I’ve been torn between hoping and dreading I’ll find them home each time I come home because while I look forward to having the problem resolved, I really don’t like complaining to neighbors, especially new ones. This whole thing has been weighing on my mind.
Shift focus. I spent a couple hours at the gym today and as I dragged my soaked corpus toward the locker room at the end of the session, my way was blocked by a quickly increasing crowd of first responders working feverishly to restore the heartbeat of one of my fellow overweight exercisers.

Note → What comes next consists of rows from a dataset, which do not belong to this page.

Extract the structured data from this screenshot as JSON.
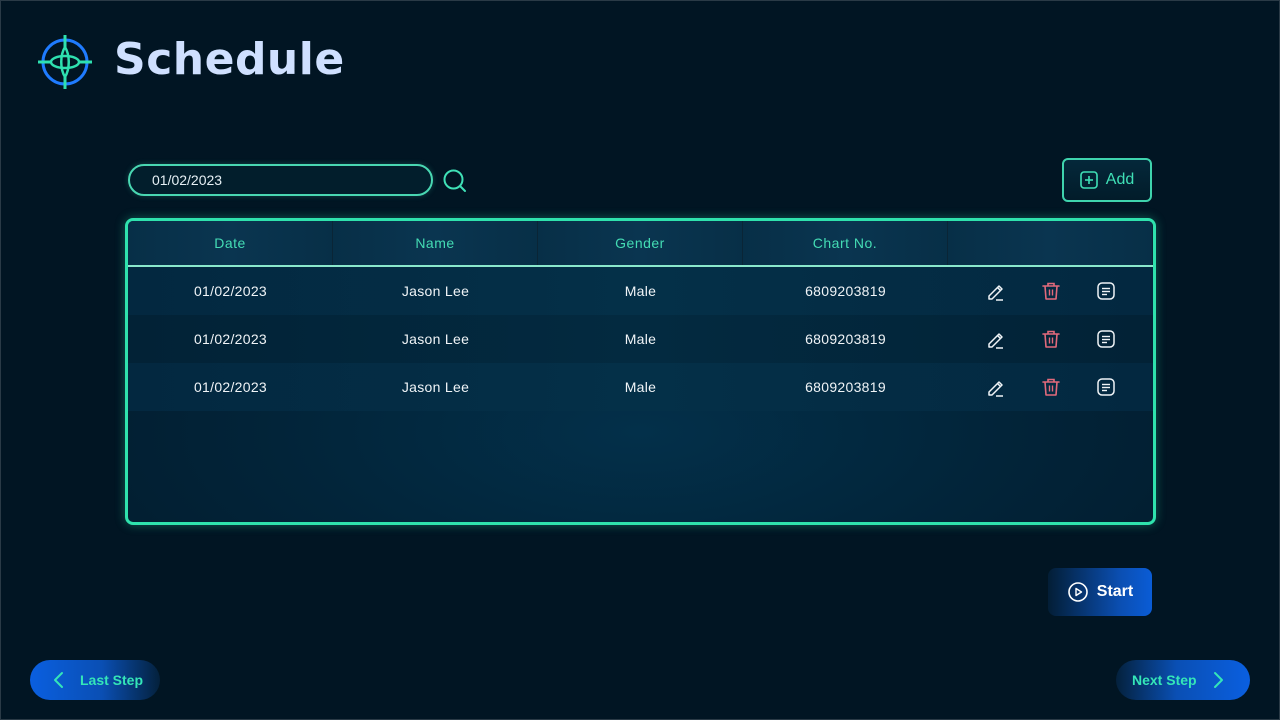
{
  "header": {
    "title": "Schedule",
    "logo_icon": "crosshair-compass-icon"
  },
  "search": {
    "value": "01/02/2023",
    "icon": "search-icon"
  },
  "toolbar": {
    "add_label": "Add",
    "add_icon": "plus-square-icon"
  },
  "table": {
    "columns": [
      "Date",
      "Name",
      "Gender",
      "Chart No.",
      ""
    ],
    "rows": [
      {
        "date": "01/02/2023",
        "name": "Jason Lee",
        "gender": "Male",
        "chart_no": "6809203819"
      },
      {
        "date": "01/02/2023",
        "name": "Jason Lee",
        "gender": "Male",
        "chart_no": "6809203819"
      },
      {
        "date": "01/02/2023",
        "name": "Jason Lee",
        "gender": "Male",
        "chart_no": "6809203819"
      }
    ],
    "row_actions": [
      "edit-icon",
      "delete-icon",
      "notes-icon"
    ]
  },
  "start": {
    "label": "Start",
    "icon": "play-circle-icon"
  },
  "nav": {
    "last_label": "Last Step",
    "next_label": "Next Step"
  },
  "colors": {
    "accent": "#3fe0b6",
    "title": "#cfe0ff",
    "danger": "#e36a7c",
    "background": "#011523",
    "button_blue": "#0a5fe0"
  }
}
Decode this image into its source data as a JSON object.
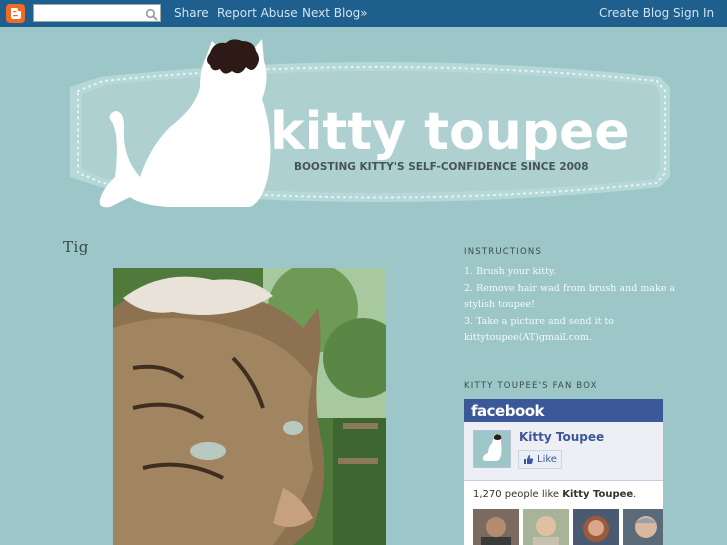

The poor sap was stretched out on the floor and the display on the monitor which faced toward me did not look hopeful, if my years of watching medical dramas have taught me anything.

TV show miracles notwithstanding, most of the time it’s really not good news when the fireman has to administer CPR. This guy is at best headed for a difficult recovery. I wonder about and hope good things for him but who knows?
What I do know is that this guy’s problem de jour easily eclipses my little problem with the neighbors. I’ll man up and talk to them in the next day or two. After all, it’s not life or death.

(Side note:  Sorry for the silence these past several days. I was teaching in Fargo, ND and while it was a great trip, I didn’t have a lot of time to myself.)